Hamming.ai effectively addresses these issues through automated testing, monitoring, and management of AI voice agents. The company has deployed its self-developed AI voice agents, which can make thousands of calls simultaneously to test clients' AI voice agents just like a real person. In addition, Hamming.ai provides B2B teams with LLM prompt management solutions, automated red team testing for AI voice agents (to detect vulnerabilities), and call analysis solutions to track user interactions with AI voice agents and flag cases that require attention. It is claimed that Hamming.ai's approach is 20 times faster than manual testing and reduces costs by a factor of 10. The company plans to continue enhancing these advantages through further product development and refinement.

Hamming.ai's co-founder and CEO Sumanyu Sharma met co-founder and CTO Marius Buleandra at Citizen, a personal safety network company backed by Founders Fund. They both have extensive experience in building trust and safety infrastructure at Citizen. Sharma previously served as the data chief at Citizen, helping the company triple its user base. Before that, he was responsible for an AI-driven sales project at Tesla that increased its annual revenue to hundreds of millions of dollars. Buleandra has accumulated rich experience in data infrastructure, AI, and complex systems engineering at companies like Anduril, Square, and Microsoft. He was also a founding engineer at Spell, a machine learning observability and infrastructure startup that was later acquired by Reddit.

Lauren Farleigh, co-founder and general partner at Mischief, stated: "Conversational AI is rapidly evolving, but most testing and management tools have not kept pace with the needs and compliance requirements of developers. Hamming.ai will become a cornerstone in ensuring the safe development of this technology, as AI reshapes the interactions between businesses and their customers."

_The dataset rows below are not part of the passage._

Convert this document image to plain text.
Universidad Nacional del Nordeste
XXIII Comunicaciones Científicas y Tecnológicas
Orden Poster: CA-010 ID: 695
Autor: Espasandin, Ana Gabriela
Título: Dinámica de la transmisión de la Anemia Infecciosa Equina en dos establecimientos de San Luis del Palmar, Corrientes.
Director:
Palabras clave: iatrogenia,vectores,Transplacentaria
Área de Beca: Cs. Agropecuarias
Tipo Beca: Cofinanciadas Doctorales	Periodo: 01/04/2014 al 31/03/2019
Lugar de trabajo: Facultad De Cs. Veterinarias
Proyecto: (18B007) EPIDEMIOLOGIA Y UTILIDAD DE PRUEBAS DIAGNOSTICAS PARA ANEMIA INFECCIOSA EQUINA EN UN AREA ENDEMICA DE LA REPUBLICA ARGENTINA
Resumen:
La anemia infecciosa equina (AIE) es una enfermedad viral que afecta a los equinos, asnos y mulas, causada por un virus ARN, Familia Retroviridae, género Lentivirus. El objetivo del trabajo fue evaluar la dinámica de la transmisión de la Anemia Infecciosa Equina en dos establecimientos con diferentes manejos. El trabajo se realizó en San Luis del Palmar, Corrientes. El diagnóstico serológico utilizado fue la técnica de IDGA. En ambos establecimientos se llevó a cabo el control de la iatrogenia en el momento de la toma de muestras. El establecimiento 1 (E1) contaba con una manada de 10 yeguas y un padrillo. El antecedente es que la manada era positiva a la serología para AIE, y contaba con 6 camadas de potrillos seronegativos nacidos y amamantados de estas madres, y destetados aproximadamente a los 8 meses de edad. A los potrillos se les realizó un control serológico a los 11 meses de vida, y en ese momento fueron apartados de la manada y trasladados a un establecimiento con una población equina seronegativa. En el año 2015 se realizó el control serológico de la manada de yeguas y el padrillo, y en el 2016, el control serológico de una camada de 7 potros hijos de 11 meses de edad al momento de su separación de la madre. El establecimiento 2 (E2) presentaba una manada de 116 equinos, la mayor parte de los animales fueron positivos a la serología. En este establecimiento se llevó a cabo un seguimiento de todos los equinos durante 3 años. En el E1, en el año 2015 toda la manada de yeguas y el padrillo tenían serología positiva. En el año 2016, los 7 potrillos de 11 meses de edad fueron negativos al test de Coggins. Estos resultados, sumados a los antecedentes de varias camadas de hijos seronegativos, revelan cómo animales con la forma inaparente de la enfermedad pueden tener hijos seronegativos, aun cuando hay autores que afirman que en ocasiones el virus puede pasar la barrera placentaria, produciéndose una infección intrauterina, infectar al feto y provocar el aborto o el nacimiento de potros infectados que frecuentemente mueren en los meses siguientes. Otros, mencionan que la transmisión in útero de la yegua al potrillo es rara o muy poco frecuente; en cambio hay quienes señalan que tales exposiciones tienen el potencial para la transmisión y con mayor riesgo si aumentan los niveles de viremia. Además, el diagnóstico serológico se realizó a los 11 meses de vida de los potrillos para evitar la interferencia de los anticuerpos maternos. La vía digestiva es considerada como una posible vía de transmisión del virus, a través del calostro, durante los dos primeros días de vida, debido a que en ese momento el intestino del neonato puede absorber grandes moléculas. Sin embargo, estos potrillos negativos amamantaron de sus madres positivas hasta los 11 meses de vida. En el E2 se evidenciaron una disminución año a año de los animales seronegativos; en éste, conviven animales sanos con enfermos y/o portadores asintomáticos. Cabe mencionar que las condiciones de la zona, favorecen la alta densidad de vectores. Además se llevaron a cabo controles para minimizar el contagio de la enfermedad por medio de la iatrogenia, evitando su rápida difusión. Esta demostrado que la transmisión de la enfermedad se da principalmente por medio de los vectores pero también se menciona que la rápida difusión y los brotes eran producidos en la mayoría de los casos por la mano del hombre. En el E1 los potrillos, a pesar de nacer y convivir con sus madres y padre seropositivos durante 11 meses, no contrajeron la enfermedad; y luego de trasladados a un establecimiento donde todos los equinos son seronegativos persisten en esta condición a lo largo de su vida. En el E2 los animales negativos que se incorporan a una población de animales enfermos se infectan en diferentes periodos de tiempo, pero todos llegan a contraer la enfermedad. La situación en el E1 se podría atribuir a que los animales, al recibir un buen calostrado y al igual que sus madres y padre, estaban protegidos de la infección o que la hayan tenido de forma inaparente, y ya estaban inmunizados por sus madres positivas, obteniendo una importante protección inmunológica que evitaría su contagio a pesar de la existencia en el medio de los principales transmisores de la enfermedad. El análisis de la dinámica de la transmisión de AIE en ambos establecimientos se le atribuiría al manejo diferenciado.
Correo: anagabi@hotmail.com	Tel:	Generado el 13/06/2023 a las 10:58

Hamming.ai believes that if 2024 is the year of prototypes, then 2025 will be the year of reliability. Industries such as healthcare, legal, insurance, and real estate are bound by compliance frameworks that govern how businesses interact with customers and share information. As these regulations gradually adapt to the realities of AI, automated testing will become the cornerstone of every long-term, trust-centered AI strategy.